Residents and business owners in the area were keen to formalize this new energy. In 1845, Jane Fox, daughter-in-law of Amos Fox and heir to her husband’s family’s mill, successfully petitioned Fairfax County to grade and clear a road from Fox’s Mill eastwards to Jermantown. Critically, Fox indicated that the path in question “has been a public road for thirty years,” which dates the route to a time period just after the Little River Turnpike opened and began collecting tolls.20
That same year, her son-in-law, John Fox, petitioned the County to commission a road from Ox Junction eastwards to Hunter Mill Road. This is the origin of “Old Bad Road” as it came to be known in the Civil War. More importantly, it indicates economic and social energy rippling off of the Ox Road into previously underserved areas.
Baptist Gravity
In John Fox’s petition, the Ox Road is referred to simply as the “Frying Pan Road.” There’s a hint here.
Gabriel Fox, husband of Jane Fox and son of Amos Fox, began attending the Baptist Church at Frying Pan in 1840.21 Gabriel’s 1844 obituary indicated that he “made no profession of religion,” however, his wife became a prominent patron of summer revival meetings at Fox’s Mills.22 In 1848, she selected Samuel Trott, a prominent Baptist clergyman at Frying Pan, to officiate her third and final wedding.23
Between simple spur of the moment attempts to avoid an onerous toll or richly engrained patterns of religious practice, energy and traffic was arcing off of the Ox Road on a line down the Fox Mill Road into Jermantown.
Interestingly, Herman Boye’s 1859 Map of the State of Virginia does not even represent the modern West Ox Road that would play a prominent role in the Battle of Chantilly three years later and John Mosby’s operations later int he war. Instead, the road from Jermantown through Waples Mill is depicted as a straight avenue with a robust stroke appropriate for a major thoroughfare. This route patently crosses the highest reaches of Difficult Run above Little River Turnpike near Fox’s Mills and maintains an arrow straight line to Frying Pan, at which point it continues westward on an arc that brings it to Gum Springs.

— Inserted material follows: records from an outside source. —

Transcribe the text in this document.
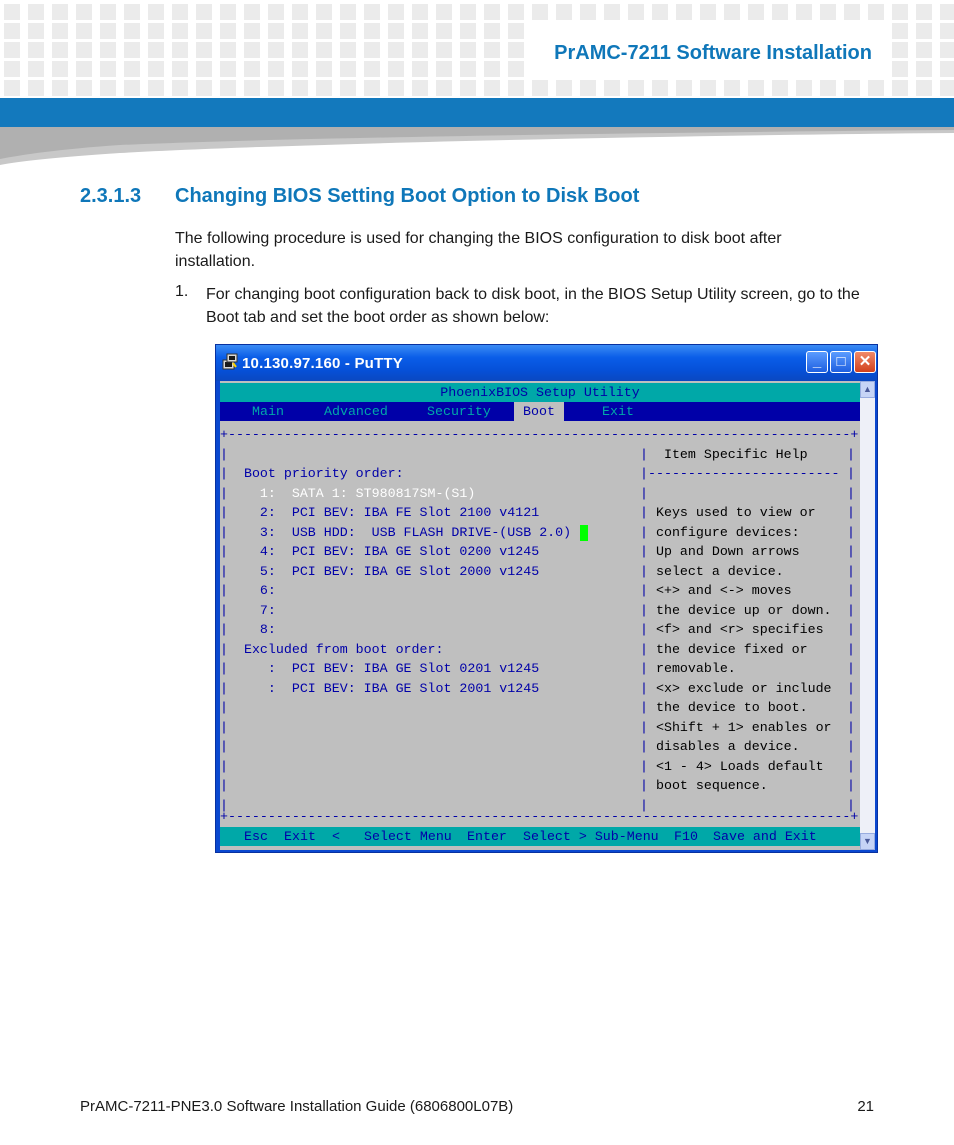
PrAMC-7211 Software Installation
2.3.1.3 Changing BIOS Setting Boot Option to Disk Boot
The following procedure is used for changing the BIOS configuration to disk boot after installation.
1. For changing boot configuration back to disk boot, in the BIOS Setup Utility screen, go to the Boot tab and set the boot order as shown below:
10.130.97.160 - PuTTY	_	□ ✕
PhoenixBIOS Setup Utility

Main

	Advanced

	Security

	Boot

	Exit

+------------------------------------------------------------------------------+
|	| Item Specific Help	|
| Boot priority order:	| ------------------------ |
| 1:  SATA 1: ST980817SM-(S1)	|	|
| 2:  PCI BEV: IBA FE Slot 2100 v4121	| Keys used to view or |
| 3:  USB HDD:  USB FLASH DRIVE-(USB 2.0)	| configure devices:	|
| 4:  PCI BEV: IBA GE Slot 0200 v1245	| Up and Down arrows	|
| 5:  PCI BEV: IBA GE Slot 2000 v1245	| select a device.	|
| 6:	| <+> and <-> moves	|
| 7:	| the device up or down. |
| 8:	| <f> and <r> specifies |
| Excluded from boot order:	| the device fixed or	|
| :  PCI BEV: IBA GE Slot 0201 v1245	| removable.	|
| :  PCI BEV: IBA GE Slot 2001 v1245	| <x> exclude or include |
|	| the device to boot.	|
|	| <Shift + 1> enables or |
|	| disables a device.	|
|	| <1 - 4> Loads default |
|	| boot sequence.	|
|	|	|
+------------------------------------------------------------------------------+

Esc

Exit

<

Select Menu

Enter

Select > Sub-Menu

F10

Save and Exit

▲
▼
PrAMC-7211-PNE3.0 Software Installation Guide (6806800L07B)	21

Was this the road as it appeared in 1859 or was this a politicized narrative expressing the prominence of local Baptist populations, their miller enablers, and a culture of cartographic negligence that established a precedent for considering the road to Fox’s Mill as the road to Frying Pan?
No Smoking Gun
The ensuing fifteen years from the formalization of Jane Fox’s road to Ox Junction and the outbreak of the Civil War left no lasting evidence pointing towards a collective decision to begin calling this recent road the Ox Road. What we’re left with is a situation akin to a maze where a profusion of paths without labels stymied attempts to clearly demarcate roads for visiting armies.
What makes sense is a simple conflation. If the Ox Road was known to connect Fairfax with Frying Pan, the road past Fox’s Mill was the best developed and most used option at the time of the war. By this criteria alone, it became one of two roads to bear the name “Ox.” It carried this peculiar and confusing nom de guerre in report and function until the end of the conflict.
By 1879, the confusion had been addressed. The reliable Hopkins Atlas depicting the Dranesville District map refers to the route as the “Old Fox Mill Road.”